Auch mit dem anglo-irischen Abkommen von 1985 gelang es beiden Regierungen nicht, Stabilität zu schaffen. Der am 31. August 1994 von der IRA einseitig ausgerufene Waffenstillstand war dennoch eine späte Folge der Vereinbarung von 1985. Diese hatte der irischen Regierung erstmals Mitsprache im Norden eingeräumt. Die republikanische Bewegung wiederum konnte ihren wichtigsten Leitsatz revidieren, den Martin McGuinness 1986 so formuliert hatte: "Unsere Position ist klar und wird sich nie, nie, niemals ändern. Der Krieg gegen die britische Herrschaft muss weitergehen, bis wir die Freiheit erlangt haben." Gerry Adams erklärte: "Wenn Sinn Fein jemals beschließen sollte, den bewaffneten Kampf aufzugeben, wird sie mich als Mitglied verlieren."

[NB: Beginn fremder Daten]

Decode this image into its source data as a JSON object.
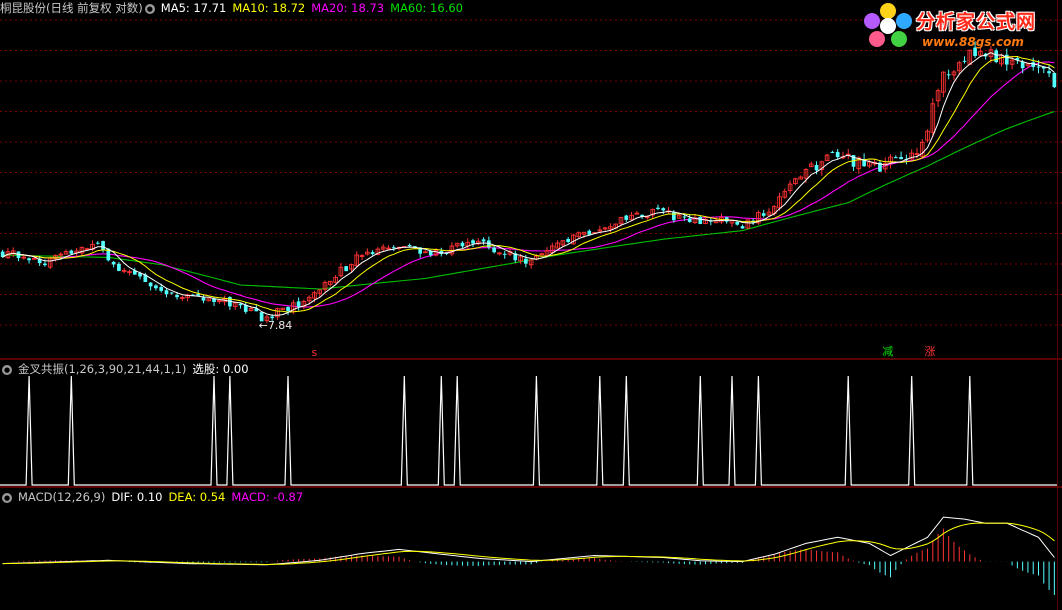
{
  "colors": {
    "background": "#000000",
    "grid": "#7a0000",
    "separator": "#b30000",
    "up_candle": "#ff3232",
    "down_candle": "#54ffff",
    "ma5": "#ffffff",
    "ma10": "#ffff00",
    "ma20": "#ff00ff",
    "ma60": "#00c000",
    "signal_line": "#ffffff",
    "dif": "#ffffff",
    "dea": "#ffff00",
    "macd_pos": "#ff3232",
    "macd_neg": "#54ffff"
  },
  "icons": [
    "settings-dot-icon",
    "settings-dot-icon",
    "settings-dot-icon",
    "flower-logo-icon"
  ],
  "header_main": {
    "title": "桐昆股份(日线 前复权 对数)",
    "ma5": "MA5: 17.71",
    "ma10": "MA10: 18.72",
    "ma20": "MA20: 18.73",
    "ma60": "MA60: 16.60"
  },
  "header_ind": {
    "title": "金叉共振(1,26,3,90,21,44,1,1)",
    "value": "选股: 0.00"
  },
  "header_macd": {
    "title": "MACD(12,26,9)",
    "dif": "DIF: 0.10",
    "dea": "DEA: 0.54",
    "macd": "MACD: -0.87"
  },
  "logo": {
    "text1": "分析家公式网",
    "text2": "www.88gs.com"
  },
  "markers": {
    "low_label": "7.84",
    "s_label": "s",
    "jian_label": "减",
    "zhang_label": "涨"
  },
  "chart_data": [
    {
      "type": "line",
      "name": "price",
      "log_scale": true,
      "grid": true,
      "x_count": 200,
      "ylim": [
        6.8,
        27.5
      ],
      "low_value": 7.84,
      "low_index": 49,
      "price_path": [
        [
          0,
          10.3
        ],
        [
          8,
          9.95
        ],
        [
          14,
          10.45
        ],
        [
          18,
          10.6
        ],
        [
          22,
          9.7
        ],
        [
          30,
          8.8
        ],
        [
          38,
          8.45
        ],
        [
          44,
          8.3
        ],
        [
          49,
          7.84
        ],
        [
          56,
          8.3
        ],
        [
          62,
          9.2
        ],
        [
          68,
          10.2
        ],
        [
          75,
          10.5
        ],
        [
          82,
          10.3
        ],
        [
          90,
          10.8
        ],
        [
          96,
          10.2
        ],
        [
          100,
          9.9
        ],
        [
          106,
          10.7
        ],
        [
          112,
          11.4
        ],
        [
          118,
          11.8
        ],
        [
          124,
          12.3
        ],
        [
          130,
          11.7
        ],
        [
          136,
          11.9
        ],
        [
          140,
          11.45
        ],
        [
          146,
          12.6
        ],
        [
          152,
          14.5
        ],
        [
          158,
          15.5
        ],
        [
          164,
          14.7
        ],
        [
          170,
          15.1
        ],
        [
          174,
          16.2
        ],
        [
          178,
          21.5
        ],
        [
          182,
          23.5
        ],
        [
          187,
          23.5
        ],
        [
          192,
          22.7
        ],
        [
          196,
          22.8
        ],
        [
          199,
          20.5
        ]
      ],
      "ma60_path": [
        [
          0,
          10.2
        ],
        [
          20,
          10.1
        ],
        [
          30,
          9.8
        ],
        [
          45,
          9.0
        ],
        [
          60,
          8.85
        ],
        [
          80,
          9.25
        ],
        [
          95,
          9.8
        ],
        [
          105,
          10.2
        ],
        [
          125,
          10.9
        ],
        [
          140,
          11.3
        ],
        [
          160,
          12.7
        ],
        [
          175,
          14.8
        ],
        [
          190,
          17.3
        ],
        [
          199,
          18.6
        ]
      ],
      "signal_bars": [
        5,
        13,
        40,
        43,
        54,
        76,
        83,
        86,
        101,
        113,
        118,
        132,
        138,
        143,
        160,
        172,
        183
      ]
    },
    {
      "type": "bar",
      "name": "MACD",
      "x_count": 200,
      "ylim": [
        -1.1,
        1.4
      ],
      "dif_path": [
        [
          0,
          -0.05
        ],
        [
          20,
          0.03
        ],
        [
          35,
          -0.05
        ],
        [
          50,
          -0.08
        ],
        [
          60,
          0.03
        ],
        [
          68,
          0.2
        ],
        [
          75,
          0.3
        ],
        [
          90,
          0.08
        ],
        [
          100,
          0.0
        ],
        [
          112,
          0.15
        ],
        [
          125,
          0.1
        ],
        [
          132,
          0.02
        ],
        [
          140,
          0.0
        ],
        [
          146,
          0.18
        ],
        [
          152,
          0.45
        ],
        [
          158,
          0.6
        ],
        [
          164,
          0.45
        ],
        [
          168,
          0.15
        ],
        [
          175,
          0.6
        ],
        [
          178,
          1.1
        ],
        [
          182,
          1.05
        ],
        [
          186,
          0.95
        ],
        [
          190,
          0.95
        ],
        [
          196,
          0.6
        ],
        [
          199,
          0.1
        ]
      ],
      "macd_series": "MACD"
    }
  ]
}
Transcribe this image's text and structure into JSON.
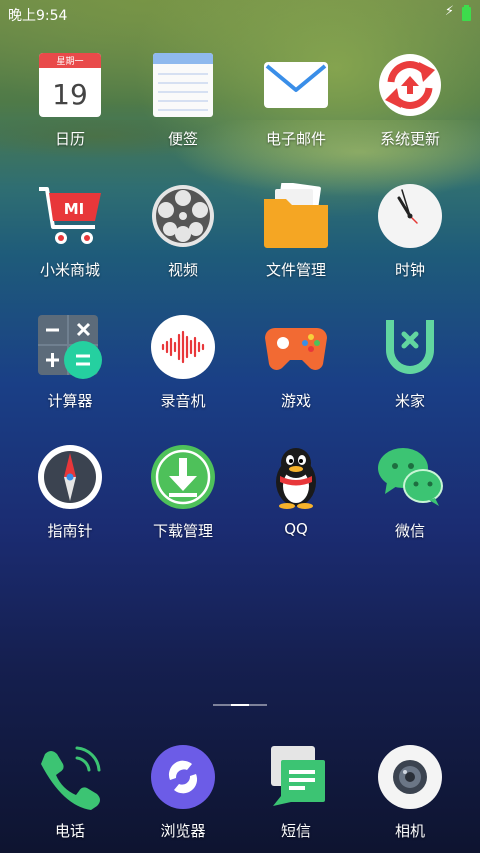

In den sechs Monaten nach dem Waffenstillstand wurde die Veröffentlichung der Rahmenvereinbarung (Framework Document) erwartet, die eine Verständigung über gemeinsame Nord-Süd-Institutionen und die Einrichtung einer Nordirischen Versammlung vorsah. Im Januar 1995 druckte die Londoner "Times" einen durchgesickerten, frühen Entwurf der Rahmenvereinbarung. Dessen durchweg "irisch-grüner" Tonfall erzürnte die Unionisten. John Major wies seine Partei an, dem Artikel keinen Glauben zu schenken: "Er ist wie das erste Kapitel in einem Rätsel von Agatha Christie; er erzählt nicht die ganze Geschichte." Major betonte, dass es keinen Verrat an den Unionisten geben werde.

Eigentlich sollte die Rahmenvereinbarung am 22. Februar 1995 veröffentlicht werden. Nach dem Abdruck des Entwurfs legte Major eine Liste von 43 Änderungsanträgen vor, und am Ende akzeptierte die irische Regierung unter John Bruton die meisten von ihnen. In der endgültigen Version wurden grenzüberschreitende Aktivitäten erwähnt, etwa die so genannte "Dreifach-Sperre" (triple lock), mit der die Zustimmung der lokalen Parteien festgelegt war. Der Text befasste sich nicht abschließend mit dem territorialen Anspruch der Iren auf Nordirland; die Formulierungen blieben mehrdeutig. Doch die Unionisten waren kaum zu beruhigen. Ihre überzogene Reaktion rief bei den Republikanern Zufriedenheit hervor. Vor allem aber büßten die Unionisten ihre Fähigkeit ein, die Geschwindigkeit des Prozesses zu bestimmen und Lösungen zu erzielen, solange eine ihnen relativ freundlich gesonnene Tory-Regierung an der Macht war.

Übersetzung aus dem Englischen: Susanne Laux, Königswinter.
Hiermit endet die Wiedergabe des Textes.